The Saturday afternoon air measured a brisk 23 degrees, but inside Albert G. McCarthy, Jr. Pool at Georgetown University, temperatures soared and tensions flared. GW’s men and women swim teams battled Georgetown Saturday in a backyard brawl, but ultimately came up short.
Coach Dan Rhinehart cited a rash of key injuries, sickness and fatigue as major contributors to the women’s team’s 168-104 loss and men’s 161-110 defeat.
“January is a hellacious month,” Rhinehart said, referring to the demanding workload and heavy competition swimmers face before conference championships in February.
The crowd of supporters, mainly friends and family of the competing swimmers as well as a handful of passionate Georgetown students, spied the events from an overlooking catwalk. Early on, the Hoya fans in attendance had a lot to cheer about.
Out of the gate, Georgetown took the lead, placing first in all four opening heats, the men’s and women’s 400-yard medley relays and 1000-yard freestyles.
The Hoyas caught another break during the 50-yard freestyle when a scoreboard malfunction forced the swimmers, who had already begun the race, to get out of the pool and restart. The scoreboard was quickly fixed, but junior Marshall Seedorff failed to regain his focus.

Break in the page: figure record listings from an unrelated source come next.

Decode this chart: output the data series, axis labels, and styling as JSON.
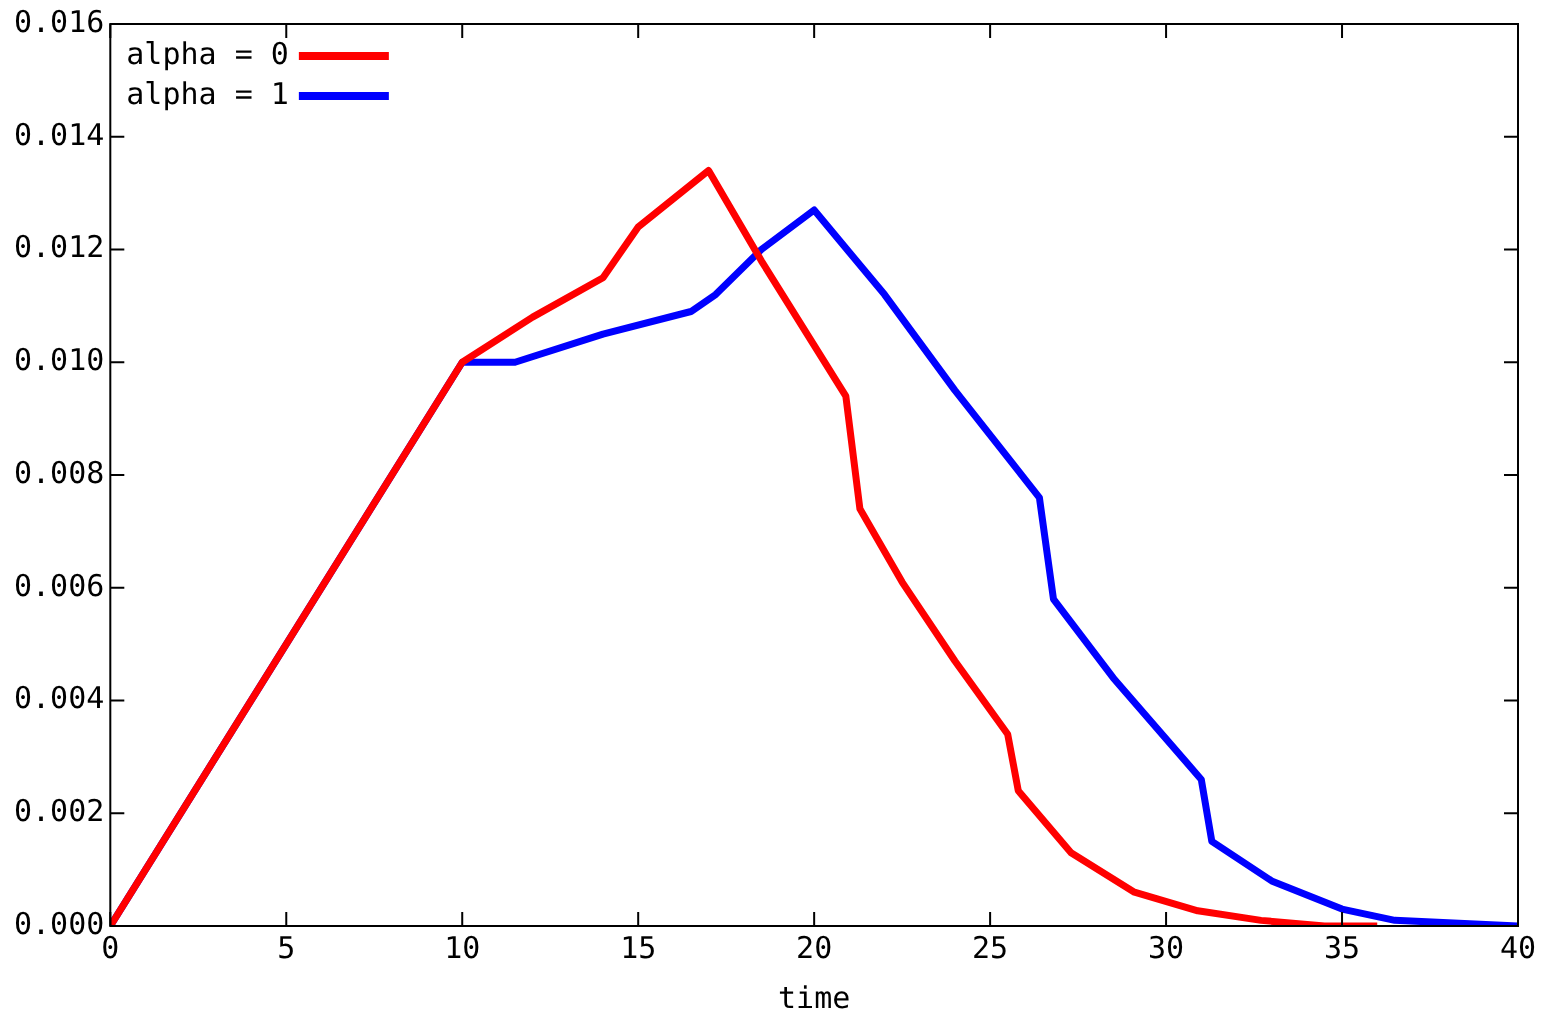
{
  "chart_data": {
    "type": "line",
    "xlabel": "time",
    "series": [
      {
        "name": "alpha = 0",
        "color": "#ff0000",
        "x": [
          0,
          10,
          12,
          14,
          15,
          17,
          18.5,
          20,
          20.9,
          21.3,
          22.5,
          24,
          25.5,
          25.8,
          27.3,
          29.1,
          30.9,
          32.7,
          34.5,
          36
        ],
        "values": [
          0,
          0.01,
          0.0108,
          0.0115,
          0.0124,
          0.0134,
          0.0118,
          0.0103,
          0.0094,
          0.0074,
          0.0061,
          0.0047,
          0.0034,
          0.0024,
          0.0013,
          0.0006,
          0.00027,
          0.0001,
          0,
          0
        ]
      },
      {
        "name": "alpha = 1",
        "color": "#0000ff",
        "x": [
          0,
          10,
          11.5,
          14,
          16.5,
          17.2,
          18.5,
          20,
          22,
          24,
          26.4,
          26.8,
          28.5,
          31,
          31.3,
          33,
          35,
          36.5,
          40
        ],
        "values": [
          0,
          0.01,
          0.01,
          0.0105,
          0.0109,
          0.0112,
          0.012,
          0.0127,
          0.0112,
          0.0095,
          0.0076,
          0.0058,
          0.0044,
          0.0026,
          0.0015,
          0.0008,
          0.0003,
          0.0001,
          0
        ]
      }
    ],
    "xlim": [
      0,
      40
    ],
    "xticks": [
      0,
      5,
      10,
      15,
      20,
      25,
      30,
      35,
      40
    ],
    "ylim": [
      0,
      0.016
    ],
    "yticks": [
      {
        "value": 0,
        "label": "0.000"
      },
      {
        "value": 0.002,
        "label": "0.002"
      },
      {
        "value": 0.004,
        "label": "0.004"
      },
      {
        "value": 0.006,
        "label": "0.006"
      },
      {
        "value": 0.008,
        "label": "0.008"
      },
      {
        "value": 0.01,
        "label": "0.010"
      },
      {
        "value": 0.012,
        "label": "0.012"
      },
      {
        "value": 0.014,
        "label": "0.014"
      },
      {
        "value": 0.016,
        "label": "0.016"
      }
    ],
    "legend": "top left",
    "grid": false,
    "marker": "none",
    "line_style": "solid"
  }
}
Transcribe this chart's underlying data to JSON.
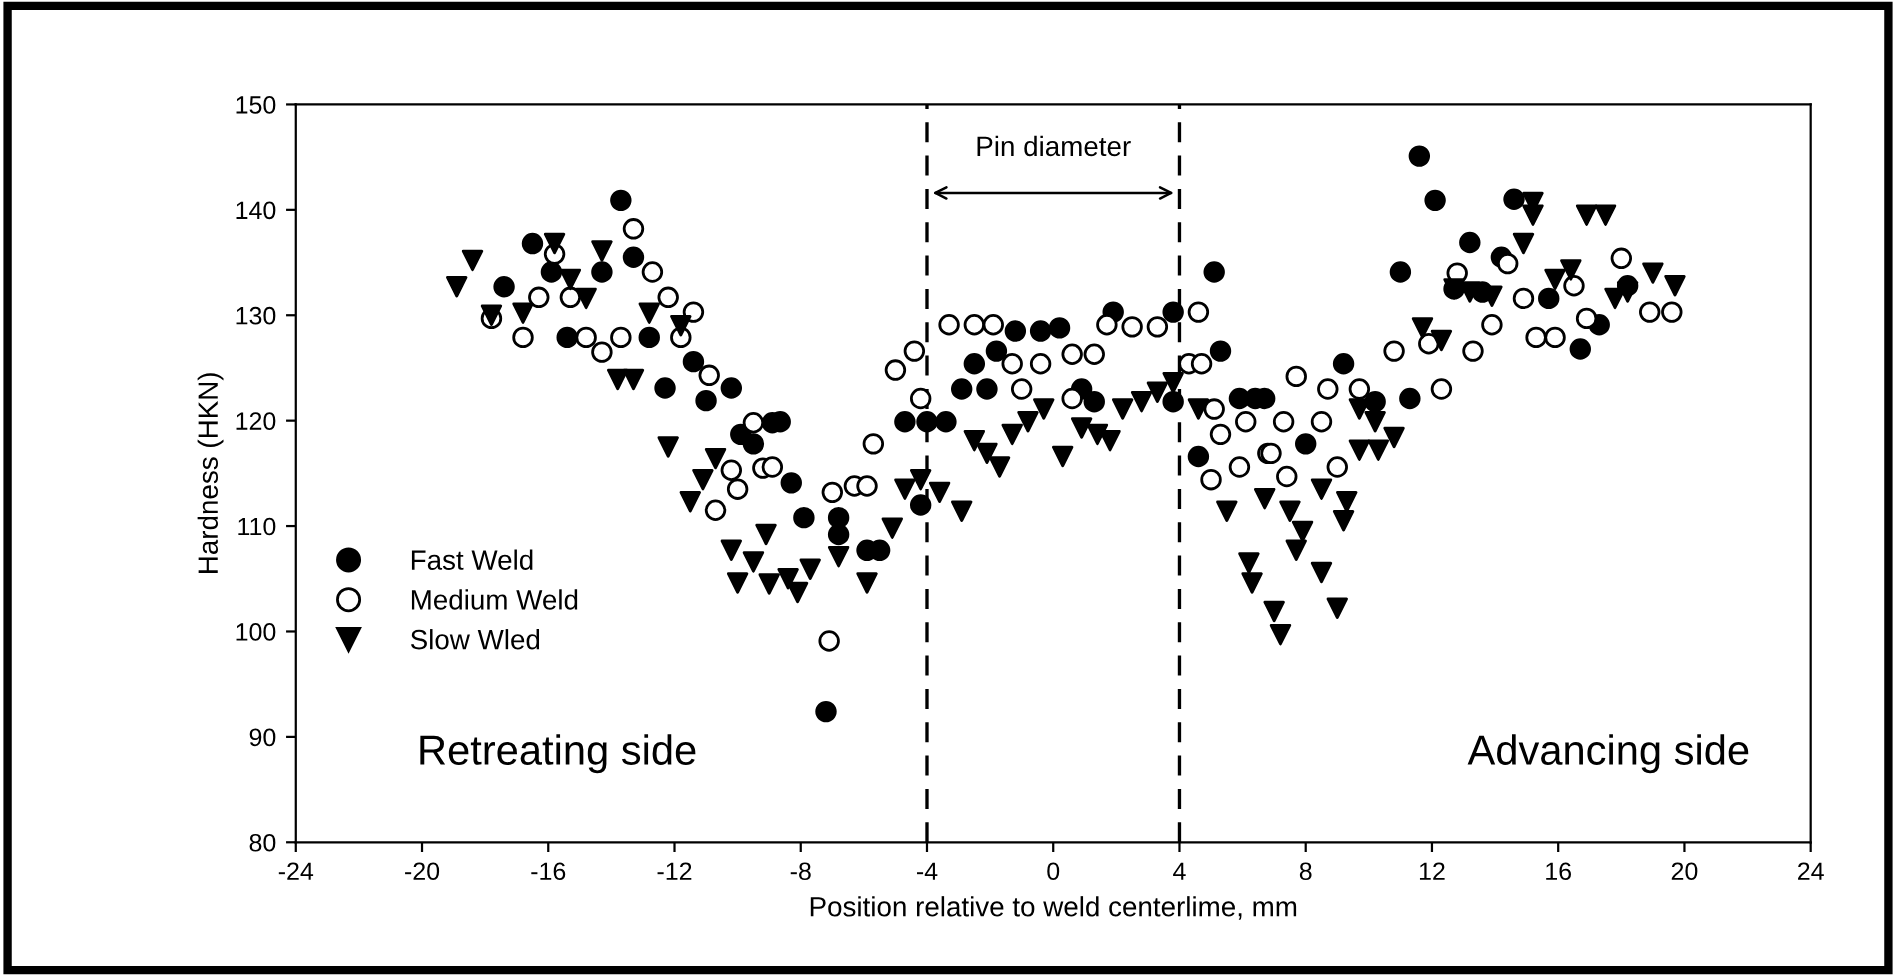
{
  "chart_data": {
    "type": "scatter",
    "xlabel": "Position relative to weld centerlime, mm",
    "ylabel": "Hardness (HKN)",
    "xlim": [
      -24,
      24
    ],
    "ylim": [
      80,
      150
    ],
    "xticks": [
      -24,
      -20,
      -16,
      -12,
      -8,
      -4,
      0,
      4,
      8,
      12,
      16,
      20,
      24
    ],
    "yticks": [
      80,
      90,
      100,
      110,
      120,
      130,
      140,
      150
    ],
    "grid": false,
    "legend": "lower left",
    "ref_lines": [
      {
        "axis": "x",
        "value": -4,
        "line_style": "dashed",
        "color": "#000000"
      },
      {
        "axis": "x",
        "value": 4,
        "line_style": "dashed",
        "color": "#000000"
      }
    ],
    "annotations": [
      "Pin diameter",
      "Retreating side",
      "Advancing side"
    ],
    "series": [
      {
        "name": "Fast Weld",
        "color": "#000000",
        "marker": "circle",
        "x": [
          -13.7,
          -17.4,
          -16.5,
          -15.9,
          -14.3,
          -13.3,
          -15.4,
          -12.8,
          -12.3,
          -11.4,
          -11.0,
          -10.2,
          -8.9,
          -9.9,
          -9.5,
          -8.65,
          -8.3,
          -7.9,
          -6.8,
          -7.2,
          -5.9,
          -5.5,
          -4.7,
          -4.0,
          -3.4,
          -2.5,
          -1.8,
          -1.2,
          -0.4,
          0.2,
          1.9,
          3.8,
          5.1,
          4.6,
          5.3,
          -2.1,
          0.9,
          1.3,
          -2.9,
          3.8,
          5.9,
          6.4,
          -4.2,
          -6.8,
          11.6,
          12.1,
          13.2,
          14.2,
          14.6,
          11.0,
          12.7,
          13.6,
          15.7,
          16.7,
          17.3,
          18.2,
          9.2,
          11.3,
          6.7,
          10.2,
          8.0
        ],
        "values": [
          140.9,
          132.7,
          136.8,
          134.1,
          134.1,
          135.5,
          127.9,
          127.9,
          123.1,
          125.6,
          121.9,
          123.1,
          119.8,
          118.7,
          117.8,
          119.9,
          114.1,
          110.8,
          110.8,
          92.4,
          107.7,
          107.7,
          119.9,
          119.9,
          119.9,
          125.4,
          126.6,
          128.5,
          128.5,
          128.8,
          130.3,
          130.3,
          134.1,
          116.6,
          126.6,
          123.0,
          123.0,
          121.8,
          123.0,
          121.8,
          122.1,
          122.1,
          112.0,
          109.2,
          145.1,
          140.9,
          136.9,
          135.5,
          141.0,
          134.1,
          132.5,
          132.2,
          131.6,
          126.8,
          129.1,
          132.8,
          125.4,
          122.1,
          122.1,
          121.8,
          117.8
        ]
      },
      {
        "name": "Medium Weld",
        "color": "#ffffff",
        "marker": "circle",
        "x": [
          -13.3,
          -15.8,
          -12.7,
          -16.3,
          -15.3,
          -12.2,
          -17.8,
          -11.4,
          -16.8,
          -14.8,
          -13.7,
          -14.3,
          -11.8,
          -10.9,
          -9.5,
          -9.2,
          -10.2,
          -10.0,
          -10.7,
          -8.9,
          -7.0,
          -6.3,
          -5.9,
          -7.1,
          -5.7,
          -5.0,
          -4.4,
          -4.2,
          -3.3,
          -2.5,
          -1.9,
          -1.3,
          -0.4,
          0.6,
          1.3,
          -1.0,
          0.6,
          1.7,
          2.5,
          3.3,
          4.6,
          4.3,
          4.7,
          5.1,
          5.3,
          5.0,
          5.9,
          6.8,
          6.1,
          7.3,
          8.5,
          7.7,
          8.7,
          9.7,
          6.9,
          7.4,
          9.0,
          10.8,
          11.9,
          12.3,
          12.8,
          13.3,
          13.9,
          14.4,
          14.9,
          15.3,
          15.9,
          16.5,
          16.9,
          18.0,
          18.9,
          19.6
        ],
        "values": [
          138.2,
          135.8,
          134.1,
          131.7,
          131.7,
          131.7,
          129.7,
          130.3,
          127.9,
          127.9,
          127.9,
          126.5,
          127.9,
          124.3,
          119.8,
          115.5,
          115.3,
          113.5,
          111.5,
          115.6,
          113.2,
          113.8,
          113.8,
          99.1,
          117.8,
          124.8,
          126.6,
          122.1,
          129.1,
          129.1,
          129.1,
          125.4,
          125.4,
          126.3,
          126.3,
          123.0,
          122.1,
          129.1,
          128.9,
          128.9,
          130.3,
          125.4,
          125.4,
          121.1,
          118.7,
          114.4,
          115.6,
          116.9,
          119.9,
          119.9,
          119.9,
          124.2,
          123.0,
          123.0,
          116.9,
          114.7,
          115.6,
          126.6,
          127.3,
          123.0,
          134.0,
          126.6,
          129.1,
          134.9,
          131.6,
          127.9,
          127.9,
          132.8,
          129.7,
          135.4,
          130.3,
          130.3
        ]
      },
      {
        "name": "Slow Wled",
        "color": "#000000",
        "marker": "triangle",
        "x": [
          -18.9,
          -18.4,
          -17.8,
          -16.8,
          -15.8,
          -15.3,
          -14.8,
          -14.3,
          -13.8,
          -13.3,
          -12.8,
          -11.8,
          -12.2,
          -11.5,
          -11.1,
          -10.7,
          -10.2,
          -10.0,
          -9.5,
          -9.0,
          -9.1,
          -8.4,
          -8.1,
          -7.7,
          -6.8,
          -5.9,
          -5.1,
          -4.7,
          -4.2,
          -3.6,
          -2.9,
          -2.5,
          -2.1,
          -1.7,
          -1.3,
          -0.8,
          -0.3,
          0.3,
          0.9,
          1.4,
          1.8,
          2.2,
          2.8,
          3.3,
          3.8,
          4.6,
          5.5,
          6.2,
          6.3,
          7.0,
          7.2,
          6.7,
          7.5,
          7.9,
          7.7,
          8.5,
          9.3,
          9.2,
          8.5,
          9.0,
          9.7,
          10.2,
          10.8,
          9.7,
          10.3,
          11.7,
          12.3,
          12.7,
          13.2,
          13.9,
          14.9,
          15.2,
          15.2,
          16.4,
          15.9,
          16.9,
          17.5,
          17.8,
          18.2,
          19.0,
          19.7
        ],
        "values": [
          132.7,
          135.2,
          130.0,
          130.2,
          136.8,
          133.4,
          131.6,
          136.1,
          123.9,
          123.9,
          130.2,
          129.0,
          117.5,
          112.3,
          114.4,
          116.4,
          107.7,
          104.6,
          106.6,
          104.5,
          109.2,
          105.0,
          103.7,
          105.9,
          107.1,
          104.6,
          109.8,
          113.5,
          114.4,
          113.2,
          111.4,
          118.1,
          116.9,
          115.6,
          118.7,
          119.9,
          121.1,
          116.6,
          119.3,
          118.7,
          118.1,
          121.1,
          121.8,
          122.7,
          123.6,
          121.1,
          111.4,
          106.5,
          104.6,
          101.9,
          99.7,
          112.6,
          111.4,
          109.5,
          107.7,
          113.5,
          112.3,
          110.5,
          105.6,
          102.2,
          121.1,
          119.9,
          118.4,
          117.2,
          117.2,
          128.8,
          127.6,
          132.5,
          132.2,
          131.8,
          136.8,
          140.7,
          139.5,
          134.3,
          133.4,
          139.5,
          139.5,
          131.6,
          132.2,
          134.0,
          132.8
        ]
      }
    ]
  }
}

A referee noticed Seedorff flinch before the starting whistle, and immediately disqualified him from the heat. The disqualification sent Seedorff into a fury, shouting as he stormed away from the pool.
At intermission, Rhinehart smacked his hands together as he and assistant coach Shea Manning sat Seedorff down for a private chat. Seedorff, stunned and distraught, hunched over his stool. He thought he was done for the day, possibly the week.
“I just wanted to make up for my miscue in the 50,” Seedorff said.
Following intermission, Seedorff would get a chance for redemption. Despite his concerns, Seedorff found himself strapping on a pair of goggles for the 100-yard freestyle. Seedorff rewarded his coach’s confidence with a decisive first place finish in 48.41.
After Seedorff’s victory, the Colonials rallied. GW showed strongly in the 200-yard backstroke, with freshman Lindsay Moore finishing second for the women, and freshman Jake Mortensen and sophomore Phillip Graeter finishing first and second, respectively, for the men. Graeter added a first place finish in the 400-yard individual medley and freshman Caroline Myers added two more in the 400-yard medley and 500-yard freestyle.
The Colonials’ surge culminated in the meet’s final event, the men’s 400-yard freestyle relay. GW’s top relay squad – which consists of sophomore Alex Etz, reigning A-10 Rookie Performer of the Week Niccolo Wilson, Seedorff and sophomore Niklas Glenesk – matched Georgetown’s top relay team stroke-for-stroke. The crowd and both benches reached a fever pitch as Glenesk, who swam the anchor leg for the Colonials, tore through the final lap. Silence swept through the cavernous pool house, when he snatched first place by six-hundredths of a second.
“Nik kind of epitomizes the heart of the team,” Rhinehart said. “They have this ‘never say die’ attitude.”
After struggling with fatigue and illness so far this month, the Colonials will face George Mason and Towson in back-to-back meets next weekend before beginning their taper period, when the team will start resting for the Atlantic 10 Championship meet in February. It’s a time during the season that Etz said “is like getting ice cream every day.”
“It takes a lot of guts to get up there and pour your heart out when you just can’t even feel like you can walk straight,” Rhinehart said. “This class right now will go to A-10’s and – they’re healthy, they’re going to rise above what everybody else is thinking about them,” he added.